ExerTrek: Ship in a Bottle

[One man. One exercise bike. One surgery. 138/178 episodes of Star Trek: The Next Generation.]

“Captain, do you remember last week when you were being horribly tortured?”

“Hmmm…tortured. Tortured. Can’t say that I do. I feel fine.”

“Oh. Well, never mind. Let’s have a cheery episode about Sherlock Holmes!”

After spending a few days in Cardassian hands, you’d think Captain Picard would be a little touchy about being trapped anywhere, even the Holodeck with Professor Moriarty.

That said, I still love this episode. Simulations within simulations, theories about the nature of reality, tricks and ruses, a lifetime of faux adventurous reality for Moriarty and the Countess Regina Bartholomew…these are things I always enjoy in Star Trek. I mean, you can have a torture episode in almost any series (maybe not Sesame Street); Star Trek‘s for playing with your mind.

Both Daniel Davis as Moriarty and Stephane Beacham as the Countess really class up the episode; apparently with David Warner’s appearance in the last show, this was a week for putting British actors to work. And of course, Dwight Schultz as Barclay is always fun to watch.

My grade: A. I mean, this is what I show up to see.

[Time on bike: 20 minutes.]

ExerTrek: Chain of Command, Part II

[One man. One exercise bike. One surgery. 137/178 episodes of Star Trek: The Next Generation.]

This episode is about as good as it gets: the interaction between Patrick Stewart and David Warner, their characters sparring intellectually and emotionally with the highest possible stakes of personal identity, makes this one a classic. It’s harrowing to watch in places, especially after dozens of episodes with Picard functioning so highly…all to see him almost broken by torture.

Of course, no one ever mentions this torture again and Picard cheerfully resumes his mission next week with nary an emotional scar. We see no counseling, no PTSD, no slow recovery. He doesn’t squint under bright lights, sit quietly in a corner of Ten Forward nursing a drink, or stick up for tortured people with any greater alacrity or moral outrage. With “The Best of Both Worlds,” we at least got “Family” to show us how Picard recovered from his Borg kidnapping. Here, we get no follow-up.

I think it’s a little disingenuous to do a big dramatic episode on the horrors of torture without showing what happens AFTER torture, without showing that it goes on in the mind long afterward. It’s one thing to “raise awareness” and another thing entirely to really face something and discuss it.

But then, this is Star Trek, and I’m grateful to the writing team for ramping up the emotional involvement of the characters in these last few seasons at all. These are episodes that matter to their characters, regardless of their science fictional content, and that’s the key to good storytelling.

Of course, consequences are important, too…

My grade: A-, judging on this episode’s merits and not the lack of follow-through.

[Time on bike: 20 minutes.]

ExerTrek: Chain of Command, Part I

[One man. One exercise bike. One surgery. 136/178 episodes of Star Trek: The Next Generation.]

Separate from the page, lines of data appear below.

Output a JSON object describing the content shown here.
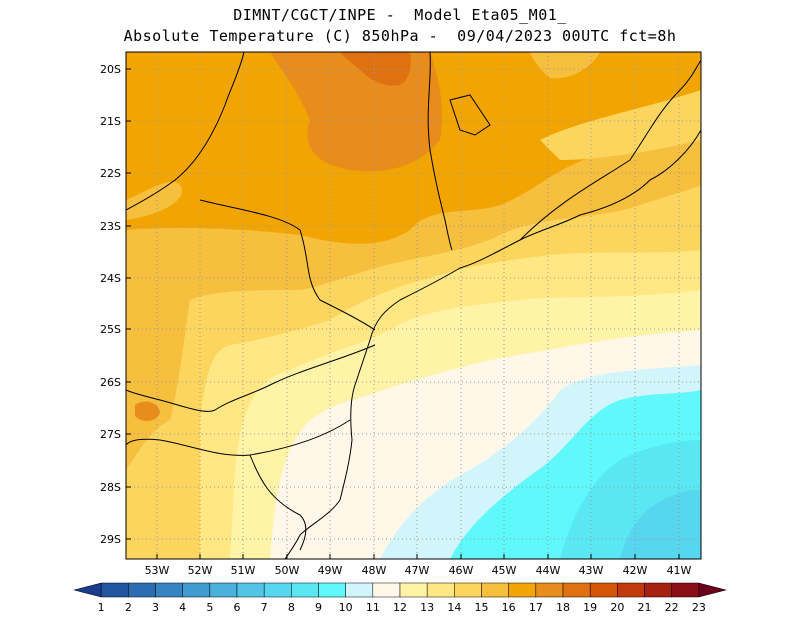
{
  "title_line1": "DIMNT/CGCT/INPE -  Model Eta05_M01_",
  "title_line2": "Absolute Temperature (C) 850hPa -  09/04/2023 00UTC fct=8h",
  "lat_labels": [
    "20S",
    "21S",
    "22S",
    "23S",
    "24S",
    "25S",
    "26S",
    "27S",
    "28S",
    "29S"
  ],
  "lon_labels": [
    "53W",
    "52W",
    "51W",
    "50W",
    "49W",
    "48W",
    "47W",
    "46W",
    "45W",
    "44W",
    "43W",
    "42W",
    "41W"
  ],
  "colorbar": {
    "labels": [
      "1",
      "2",
      "3",
      "4",
      "5",
      "6",
      "7",
      "8",
      "9",
      "10",
      "11",
      "12",
      "13",
      "14",
      "15",
      "16",
      "17",
      "18",
      "19",
      "20",
      "21",
      "22",
      "23"
    ],
    "colors": [
      "#1a3e8c",
      "#2356a0",
      "#2c6db2",
      "#3784c2",
      "#3f9bd0",
      "#4ab0dc",
      "#54c4e6",
      "#56d6ef",
      "#5ae7f4",
      "#5ff8fb",
      "#d2f4fb",
      "#fff7e8",
      "#fff3a8",
      "#ffe883",
      "#fcd55e",
      "#f7bf3e",
      "#f2a500",
      "#e88c1b",
      "#e07110",
      "#d45508",
      "#c2390b",
      "#a8200f",
      "#8a0d16",
      "#6a0019"
    ]
  }
}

In this story, Picard is relieved of command of the Enterprise and sent on a secret mission into Cardassian space with Worf and Crusher to destroy some scary weapon which — of course — only Picard really knows much about. When it turns out to be a trap, everyone but us is surprised. Meanwhile, aboard the Enterprise, a new hard-ass captain changes up the routines of the crew with a seemingly arbitrary dick-headedness.

Yawn.

And I do mean “yawn.” Like many two-part episodes in Star Trek, this first part is poorly paced — doing nothing but establishing the exciting second part. We’re treated to a good five minutes of Picard, Worf, and Crusher talking about spelunking, and at least two extraneous scenes of Captain Jellico being an idiot.

The second part of this episode, coming tomorrow, is what people remember when they think of this as a classic.

On the plus side, this first part shows some interesting sneaking around and special ops work (though that’s something we never really see or hear about again).